The island of Salina is also called the Green Island, thanks to its rich and lush nature that produces delicious capers and is home to vineyards where the best quality Malvasia has been produced for centuries. Its name derives from the brackish water lake in the hamlet of Lingua, once used as a saltworks. The blue sea provides a backdrop to incredibly scenic beaches such as Pollara Beach, made particularly iconic by the film Il Postino starring Massimo Troisi.
Alicudi e Filicudi are the westernmost islands of the archipelago, characterised by the craters of extinct volcanoes, enchanting wilderness and lush underwater environments.

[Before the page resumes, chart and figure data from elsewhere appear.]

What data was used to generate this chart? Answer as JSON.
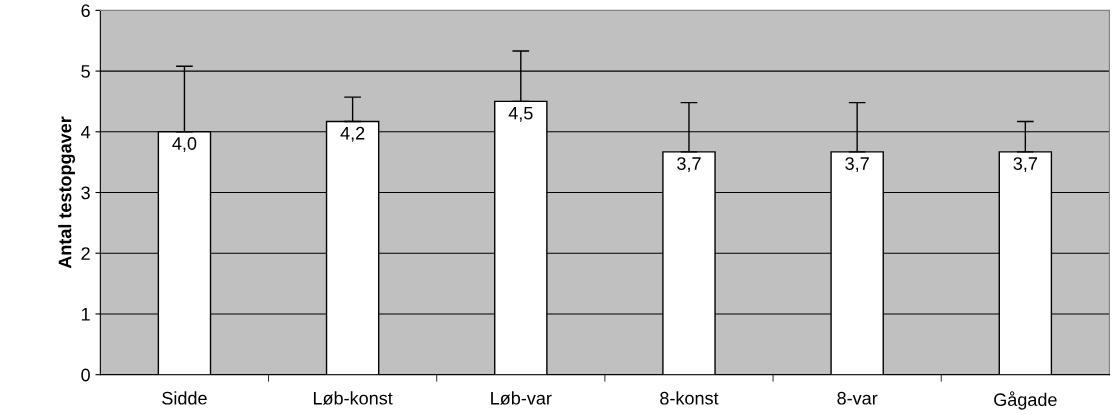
{
  "chart_data": {
    "type": "bar",
    "ylabel": "Antal testopgaver",
    "categories": [
      "Sidde",
      "Løb-konst",
      "Løb-var",
      "8-konst",
      "8-var",
      "Gågade"
    ],
    "values": [
      4.0,
      4.17,
      4.5,
      3.67,
      3.67,
      3.67
    ],
    "value_labels": [
      "4,0",
      "4,2",
      "4,5",
      "3,7",
      "3,7",
      "3,7"
    ],
    "errors": [
      [
        4.0,
        5.08
      ],
      [
        4.17,
        4.57
      ],
      [
        4.5,
        5.33
      ],
      [
        3.67,
        4.48
      ],
      [
        3.67,
        4.48
      ],
      [
        3.67,
        4.17
      ]
    ],
    "color": "#ffffff",
    "ylim": [
      0,
      6
    ],
    "yticks": [
      0,
      1,
      2,
      3,
      4,
      5,
      6
    ],
    "grid": "y"
  }
}
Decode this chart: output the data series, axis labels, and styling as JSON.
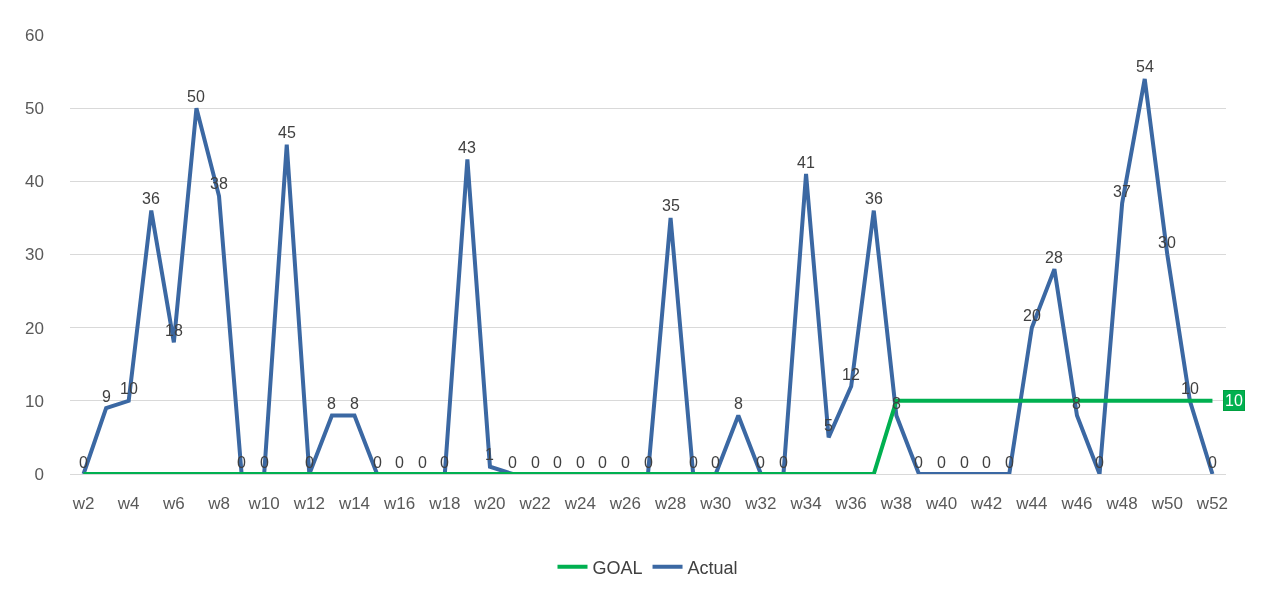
{
  "chart_data": {
    "type": "line",
    "categories": [
      "w2",
      null,
      "w4",
      null,
      "w6",
      null,
      "w8",
      null,
      "w10",
      null,
      "w12",
      null,
      "w14",
      null,
      "w16",
      null,
      "w18",
      null,
      "w20",
      null,
      "w22",
      null,
      "w24",
      null,
      "w26",
      null,
      "w28",
      null,
      "w30",
      null,
      "w32",
      null,
      "w34",
      null,
      "w36",
      null,
      "w38",
      null,
      "w40",
      null,
      "w42",
      null,
      "w44",
      null,
      "w46",
      null,
      "w48",
      null,
      "w50",
      null,
      "w52"
    ],
    "series": [
      {
        "name": "GOAL",
        "color": "#00b050",
        "values": [
          0,
          0,
          0,
          0,
          0,
          0,
          0,
          0,
          0,
          0,
          0,
          0,
          0,
          0,
          0,
          0,
          0,
          0,
          0,
          0,
          0,
          0,
          0,
          0,
          0,
          0,
          0,
          0,
          0,
          0,
          0,
          0,
          0,
          0,
          0,
          0,
          10,
          10,
          10,
          10,
          10,
          10,
          10,
          10,
          10,
          10,
          10,
          10,
          10,
          10,
          10
        ],
        "value_labels": [
          null,
          null,
          null,
          null,
          null,
          null,
          null,
          null,
          null,
          null,
          null,
          null,
          null,
          null,
          null,
          null,
          null,
          null,
          null,
          null,
          null,
          null,
          null,
          null,
          null,
          null,
          null,
          null,
          null,
          null,
          null,
          null,
          null,
          null,
          null,
          null,
          null,
          null,
          null,
          null,
          null,
          null,
          null,
          null,
          null,
          null,
          null,
          null,
          null,
          null,
          "10"
        ]
      },
      {
        "name": "Actual",
        "color": "#3b68a3",
        "values": [
          0,
          9,
          10,
          36,
          18,
          50,
          38,
          0,
          0,
          45,
          0,
          8,
          8,
          0,
          0,
          0,
          0,
          43,
          1,
          0,
          0,
          0,
          0,
          0,
          0,
          0,
          35,
          0,
          0,
          8,
          0,
          0,
          41,
          5,
          12,
          36,
          8,
          0,
          0,
          0,
          0,
          0,
          20,
          28,
          8,
          0,
          37,
          54,
          30,
          10,
          0
        ],
        "value_labels": [
          "0",
          "9",
          "10",
          "36",
          "18",
          "50",
          "38",
          "0",
          "0",
          "45",
          "0",
          "8",
          "8",
          "0",
          "0",
          "0",
          "0",
          "43",
          "1",
          "0",
          "0",
          "0",
          "0",
          "0",
          "0",
          "0",
          "35",
          "0",
          "0",
          "8",
          "0",
          "0",
          "41",
          "5",
          "12",
          "36",
          "8",
          "0",
          "0",
          "0",
          "0",
          "0",
          "20",
          "28",
          "8",
          "0",
          "37",
          "54",
          "30",
          "10",
          "0"
        ]
      }
    ],
    "ylim": [
      0,
      60
    ],
    "yticks": [
      0,
      10,
      20,
      30,
      40,
      50,
      60
    ],
    "grid": "y",
    "legend": "bottom",
    "line_style": "solid"
  }
}
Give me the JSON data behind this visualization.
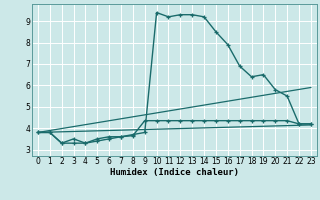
{
  "xlabel": "Humidex (Indice chaleur)",
  "xlim": [
    -0.5,
    23.5
  ],
  "ylim": [
    2.7,
    9.8
  ],
  "xticks": [
    0,
    1,
    2,
    3,
    4,
    5,
    6,
    7,
    8,
    9,
    10,
    11,
    12,
    13,
    14,
    15,
    16,
    17,
    18,
    19,
    20,
    21,
    22,
    23
  ],
  "yticks": [
    3,
    4,
    5,
    6,
    7,
    8,
    9
  ],
  "bg_color": "#cce8e8",
  "grid_color": "#b0d4d4",
  "line_color": "#1a6b6b",
  "series": [
    {
      "x": [
        0,
        1,
        2,
        3,
        4,
        5,
        6,
        7,
        8,
        9,
        10,
        11,
        12,
        13,
        14,
        15,
        16,
        17,
        18,
        19,
        20,
        21,
        22,
        23
      ],
      "y": [
        3.8,
        3.8,
        3.3,
        3.5,
        3.3,
        3.5,
        3.6,
        3.6,
        3.7,
        3.8,
        9.4,
        9.2,
        9.3,
        9.3,
        9.2,
        8.5,
        7.9,
        6.9,
        6.4,
        6.5,
        5.8,
        5.5,
        4.2,
        4.2
      ],
      "marker": "+",
      "linestyle": "-",
      "lw": 1.0
    },
    {
      "x": [
        0,
        1,
        2,
        3,
        4,
        5,
        6,
        7,
        8,
        9,
        10,
        11,
        12,
        13,
        14,
        15,
        16,
        17,
        18,
        19,
        20,
        21,
        22,
        23
      ],
      "y": [
        3.8,
        3.8,
        3.3,
        3.3,
        3.3,
        3.4,
        3.5,
        3.6,
        3.65,
        4.35,
        4.35,
        4.35,
        4.35,
        4.35,
        4.35,
        4.35,
        4.35,
        4.35,
        4.35,
        4.35,
        4.35,
        4.35,
        4.2,
        4.2
      ],
      "marker": "+",
      "linestyle": "-",
      "lw": 1.0
    },
    {
      "x": [
        0,
        23
      ],
      "y": [
        3.8,
        5.9
      ],
      "marker": null,
      "linestyle": "-",
      "lw": 0.9
    },
    {
      "x": [
        0,
        23
      ],
      "y": [
        3.8,
        4.15
      ],
      "marker": null,
      "linestyle": "-",
      "lw": 0.9
    }
  ]
}
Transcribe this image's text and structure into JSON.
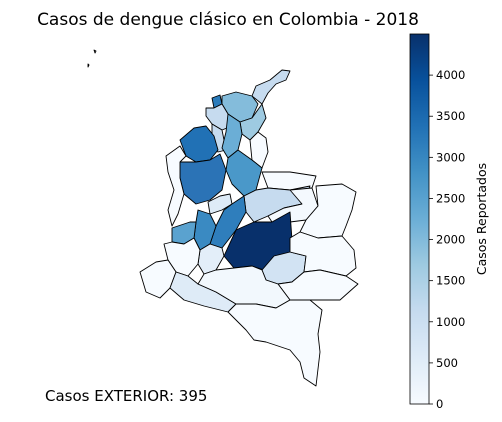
{
  "title": "Casos de dengue clásico en Colombia - 2018",
  "exterior_note": "Casos EXTERIOR: 395",
  "colorbar": {
    "label": "Casos Reportados",
    "min": 0,
    "max": 4500,
    "ticks": [
      "0",
      "500",
      "1000",
      "1500",
      "2000",
      "2500",
      "3000",
      "3500",
      "4000"
    ],
    "colormap": "Blues",
    "colors": {
      "low": "#f7fbff",
      "mid": "#6baed6",
      "high": "#08306b"
    }
  },
  "map": {
    "country": "Colombia",
    "region_count": 33,
    "regions": [
      {
        "cases": 4450
      },
      {
        "cases": 3750
      },
      {
        "cases": 3600
      },
      {
        "cases": 3400
      },
      {
        "cases": 3200
      },
      {
        "cases": 2900
      },
      {
        "cases": 2600
      },
      {
        "cases": 2300
      },
      {
        "cases": 2000
      },
      {
        "cases": 1700
      },
      {
        "cases": 1400
      },
      {
        "cases": 1000
      },
      {
        "cases": 700
      },
      {
        "cases": 400
      },
      {
        "cases": 250
      },
      {
        "cases": 150
      },
      {
        "cases": 120
      },
      {
        "cases": 100
      },
      {
        "cases": 80
      },
      {
        "cases": 60
      },
      {
        "cases": 40
      },
      {
        "cases": 30
      },
      {
        "cases": 20
      },
      {
        "cases": 10
      },
      {
        "cases": 5
      }
    ]
  }
}
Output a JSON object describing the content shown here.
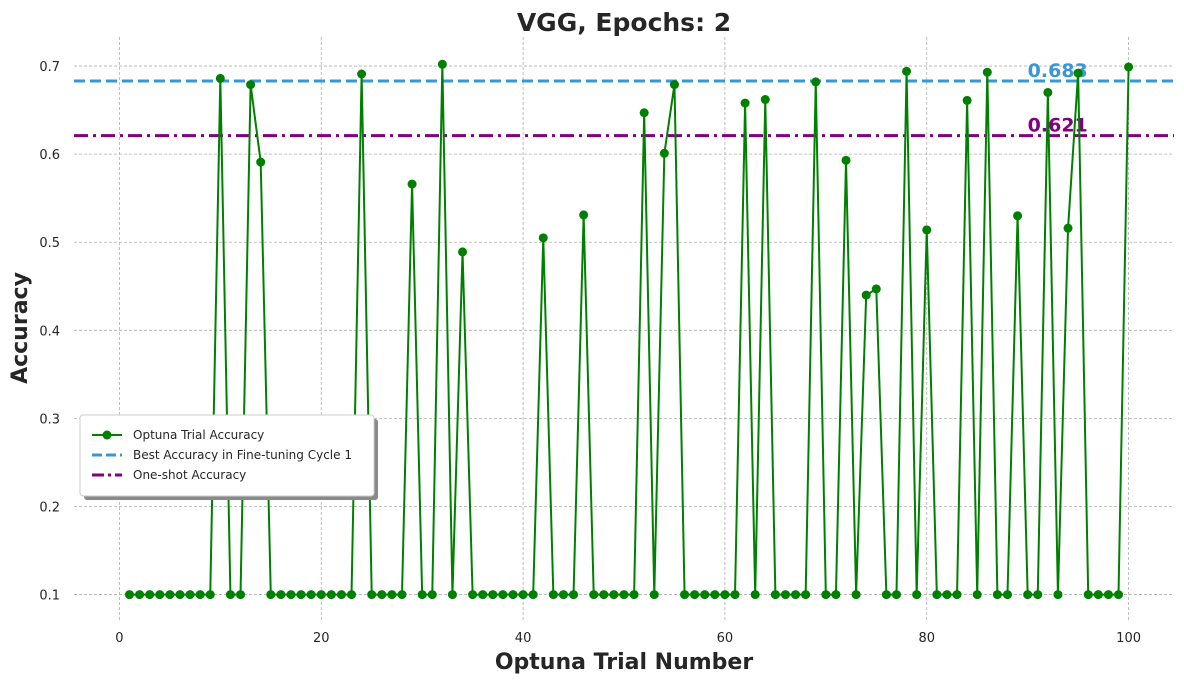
{
  "chart_data": {
    "type": "line",
    "title": "VGG, Epochs: 2",
    "xlabel": "Optuna Trial Number",
    "ylabel": "Accuracy",
    "xlim": [
      -4.5,
      104.5
    ],
    "ylim": [
      0.07,
      0.733
    ],
    "xticks": [
      0,
      20,
      40,
      60,
      80,
      100
    ],
    "xtick_labels": [
      "0",
      "20",
      "40",
      "60",
      "80",
      "100"
    ],
    "yticks": [
      0.1,
      0.2,
      0.3,
      0.4,
      0.5,
      0.6,
      0.7
    ],
    "ytick_labels": [
      "0.1",
      "0.2",
      "0.3",
      "0.4",
      "0.5",
      "0.6",
      "0.7"
    ],
    "grid": true,
    "legend_position": "center-left",
    "series": [
      {
        "name": "Optuna Trial Accuracy",
        "color": "#008000",
        "marker": "circle",
        "x": [
          1,
          2,
          3,
          4,
          5,
          6,
          7,
          8,
          9,
          10,
          11,
          12,
          13,
          14,
          15,
          16,
          17,
          18,
          19,
          20,
          21,
          22,
          23,
          24,
          25,
          26,
          27,
          28,
          29,
          30,
          31,
          32,
          33,
          34,
          35,
          36,
          37,
          38,
          39,
          40,
          41,
          42,
          43,
          44,
          45,
          46,
          47,
          48,
          49,
          50,
          51,
          52,
          53,
          54,
          55,
          56,
          57,
          58,
          59,
          60,
          61,
          62,
          63,
          64,
          65,
          66,
          67,
          68,
          69,
          70,
          71,
          72,
          73,
          74,
          75,
          76,
          77,
          78,
          79,
          80,
          81,
          82,
          83,
          84,
          85,
          86,
          87,
          88,
          89,
          90,
          91,
          92,
          93,
          94,
          95,
          96,
          97,
          98,
          99,
          100
        ],
        "values": [
          0.1,
          0.1,
          0.1,
          0.1,
          0.1,
          0.1,
          0.1,
          0.1,
          0.1,
          0.686,
          0.1,
          0.1,
          0.679,
          0.591,
          0.1,
          0.1,
          0.1,
          0.1,
          0.1,
          0.1,
          0.1,
          0.1,
          0.1,
          0.691,
          0.1,
          0.1,
          0.1,
          0.1,
          0.566,
          0.1,
          0.1,
          0.702,
          0.1,
          0.489,
          0.1,
          0.1,
          0.1,
          0.1,
          0.1,
          0.1,
          0.1,
          0.505,
          0.1,
          0.1,
          0.1,
          0.531,
          0.1,
          0.1,
          0.1,
          0.1,
          0.1,
          0.647,
          0.1,
          0.601,
          0.679,
          0.1,
          0.1,
          0.1,
          0.1,
          0.1,
          0.1,
          0.658,
          0.1,
          0.662,
          0.1,
          0.1,
          0.1,
          0.1,
          0.682,
          0.1,
          0.1,
          0.593,
          0.1,
          0.44,
          0.447,
          0.1,
          0.1,
          0.694,
          0.1,
          0.514,
          0.1,
          0.1,
          0.1,
          0.661,
          0.1,
          0.693,
          0.1,
          0.1,
          0.53,
          0.1,
          0.1,
          0.67,
          0.1,
          0.516,
          0.692,
          0.1,
          0.1,
          0.1,
          0.1,
          0.699
        ]
      }
    ],
    "reference_lines": [
      {
        "name": "Best Accuracy in Fine-tuning Cycle 1",
        "value": 0.683,
        "label": "0.683",
        "color": "#3a96d4",
        "style": "dashed"
      },
      {
        "name": "One-shot Accuracy",
        "value": 0.621,
        "label": "0.621",
        "color": "#800080",
        "style": "dashdot"
      }
    ]
  }
}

Our last stop is the island of Stromboli, to admire the Sciara del Fuoco, a talus scree running down from the volcano's crater to the sea, formed by lava, lapilli and glowing slag. From here, you can enjoy wonderful views of Stromboli’s eruptions.
Typical Aeolian products: 2 delicacies to taste
The first local product you must try is the Malvasia, a PDO wine defined by Guy de Maupassant the "wine of the volcanoes". It comes in three variants: white, fortified and raisin wine, made from grapes dried naturally in the sun on trellises of canes.
Sicilian capers are another typical delicacy that has become a Slow Food Presidium.